Cross-embodied Co-design for Dexterous Hands
Kehlani Fay, Darin Anthony Djapri, Anya Zorin, James Clinton, Ali El Lahib, Hao Su, Michael T. Tolley, Sha Yi, Xiaolong Wang
TL;DR
The paper presents a cross-embodiment co-design framework that jointly optimizes robot hand morphology and morphology-conditioned control policies to tackle dexterous manipulation. By combining grammar-based hand generation, graph-encoded design representations, and a cross-embodiment policy trained across design families, the approach enables rapid sim-to-real design evaluation and fabrication of functional hands within 24 hours. Key findings show morphology dominates manipulation performance, with zero-shot real-world rotation demonstrated on unseen objects and multiple hands, validating the practicality of the end-to-end pipeline.

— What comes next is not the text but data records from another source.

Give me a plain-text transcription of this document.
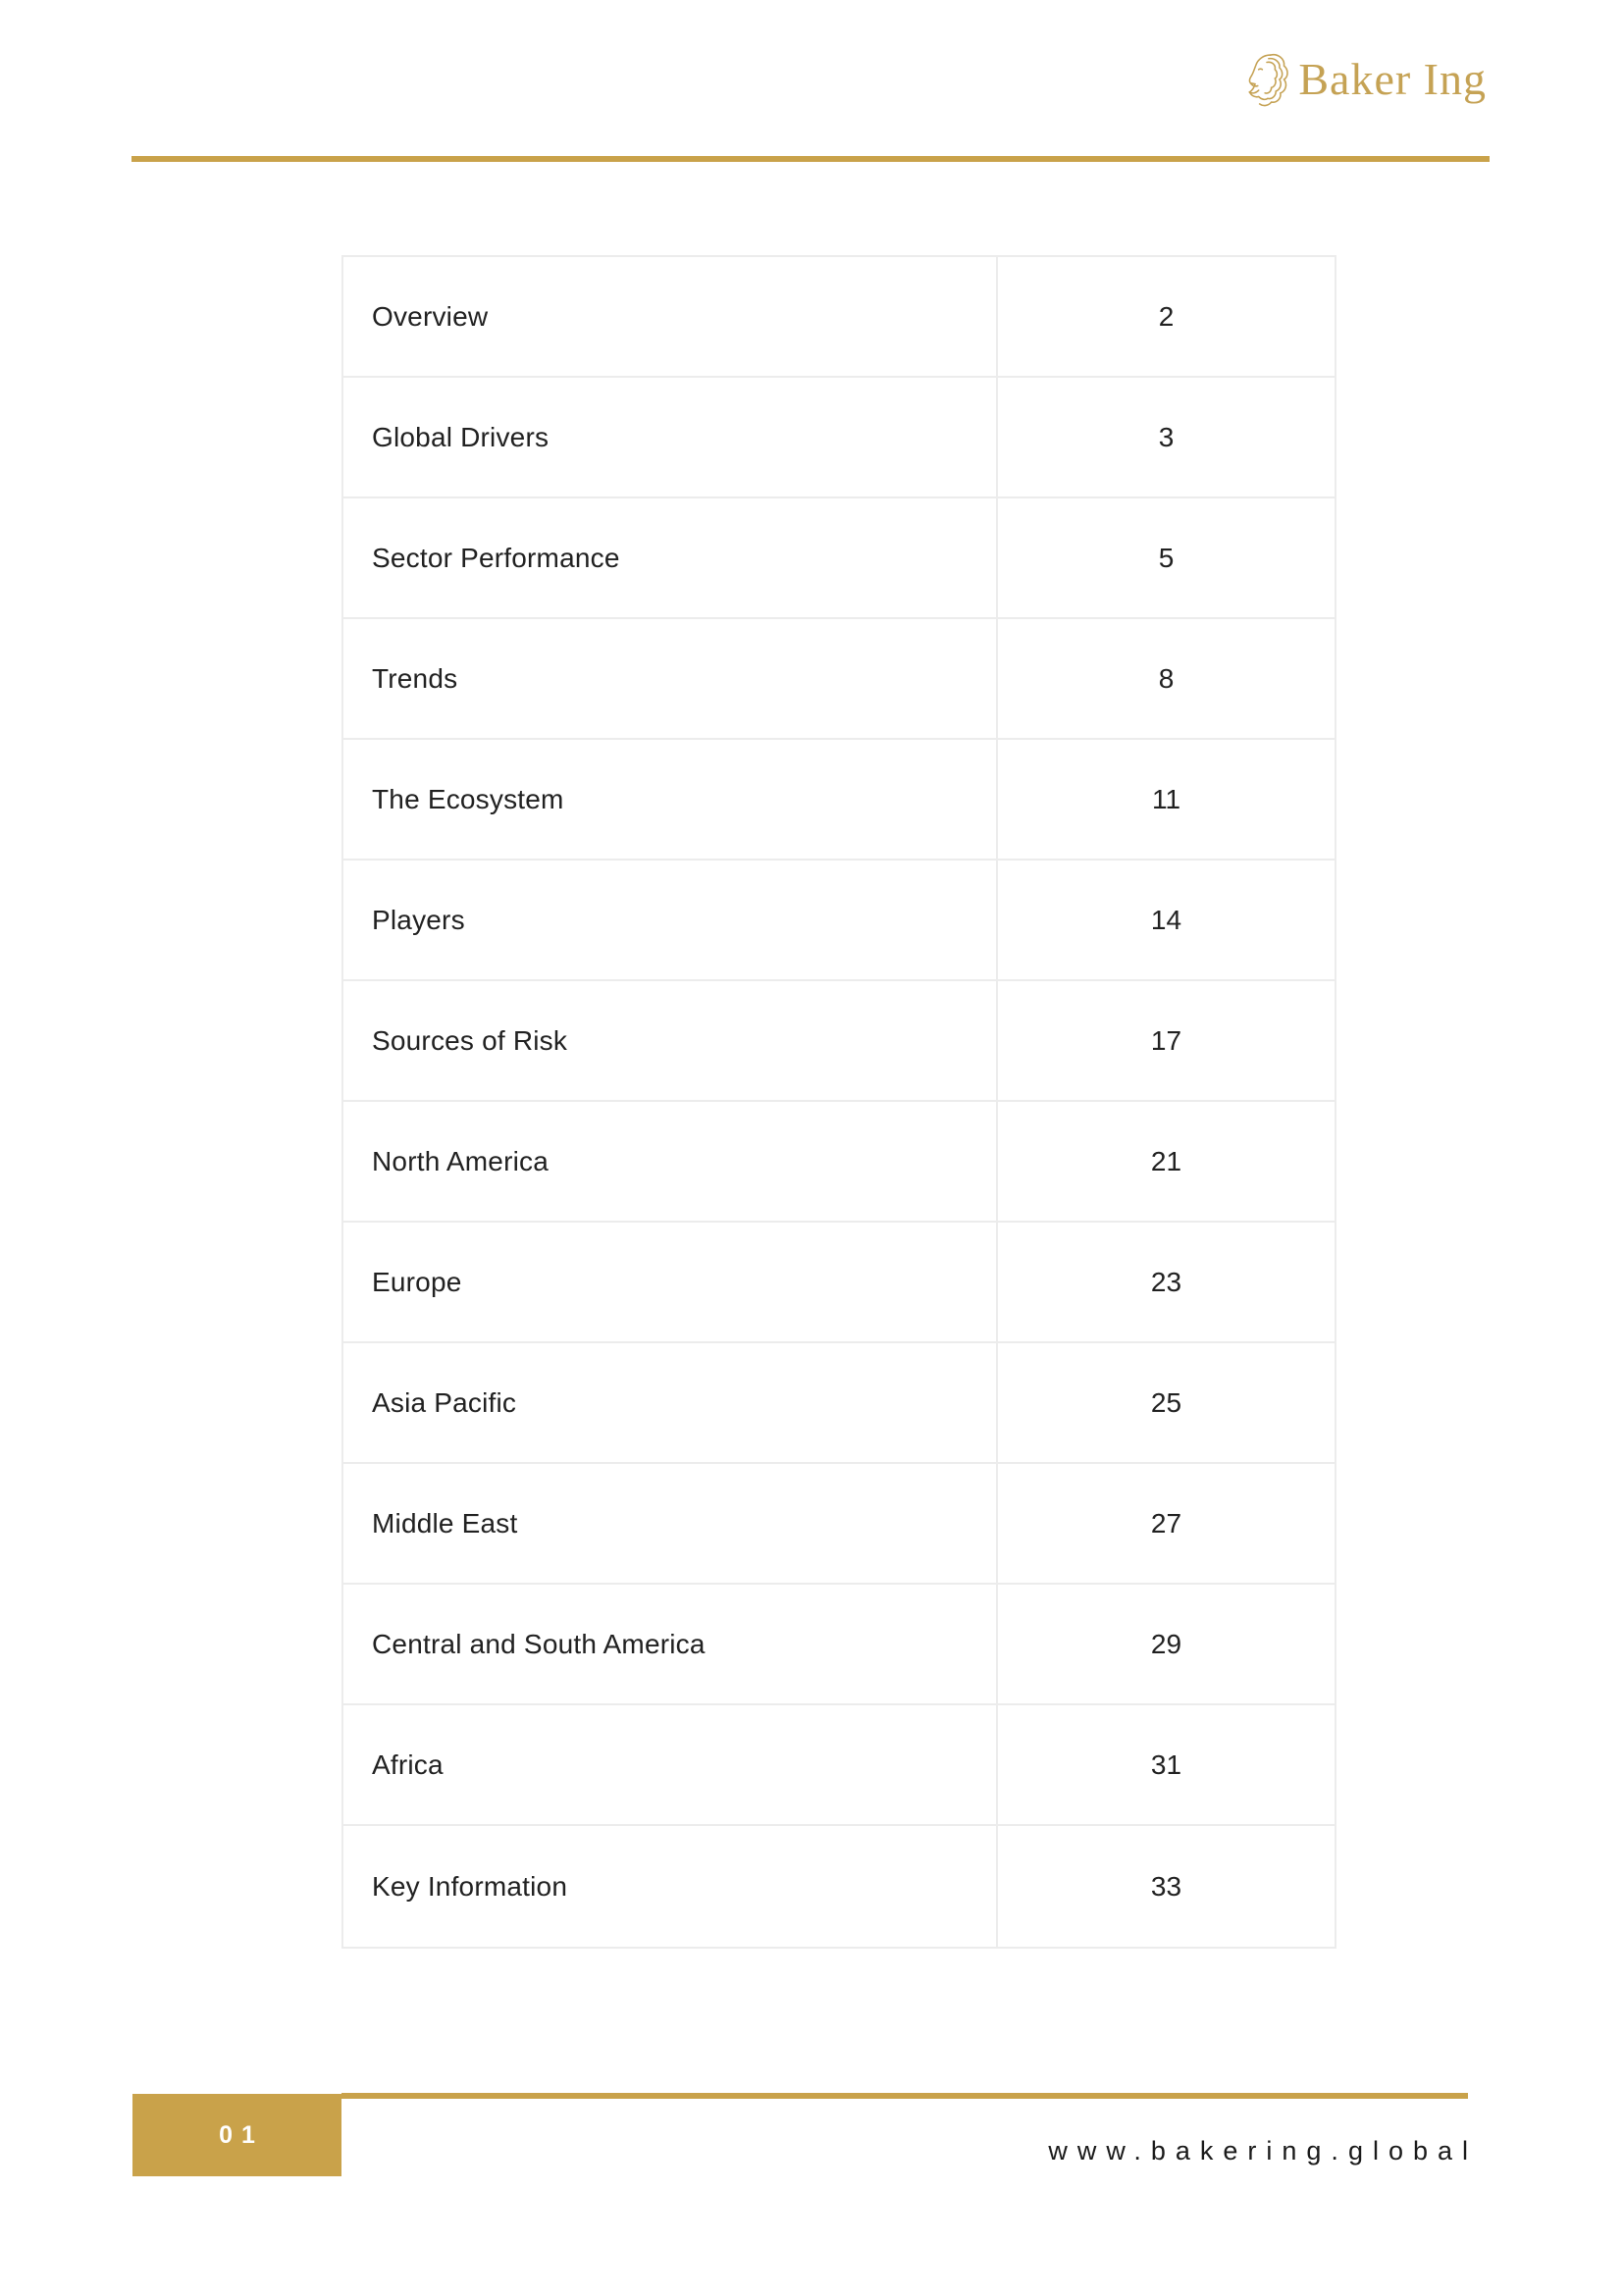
Baker Ing
Overview	2
Global Drivers	3
Sector Performance	5
Trends	8
The Ecosystem	11
Players	14
Sources of Risk	17
North America	21
Europe	23
Asia Pacific	25
Middle East	27
Central and South America	29
Africa	31
Key Information	33
01
www.bakering.global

The work advances dexterous robotics by enabling scalable, task-driven hand design that bridges simulation and real hardware through realistic grammars, GNN-based design embeddings, and efficient search strategies.
Abstract
Dexterous manipulation is limited by both control and design, without consensus as to what makes manipulators best for performing dexterous tasks. This raises a fundamental challenge: how should we design and control robot manipulators that are optimized for dexterity? We present a co-design framework that learns task-specific hand morphology and complementary dexterous control policies. The framework supports 1) an expansive morphology search space including joint, finger, and palm generation, 2) scalable evaluation across the wide design space via morphology-conditioned cross-embodied control, and 3) real-world fabrication with accessible components. We evaluate the approach across multiple dexterous tasks, including in-hand rotation with simulation and real deployment. Our framework enables an end-to-end pipeline that can design, train, fabricate, and deploy a new robotic hand in under 24 hours. The full framework will be open-sourced and available on our website.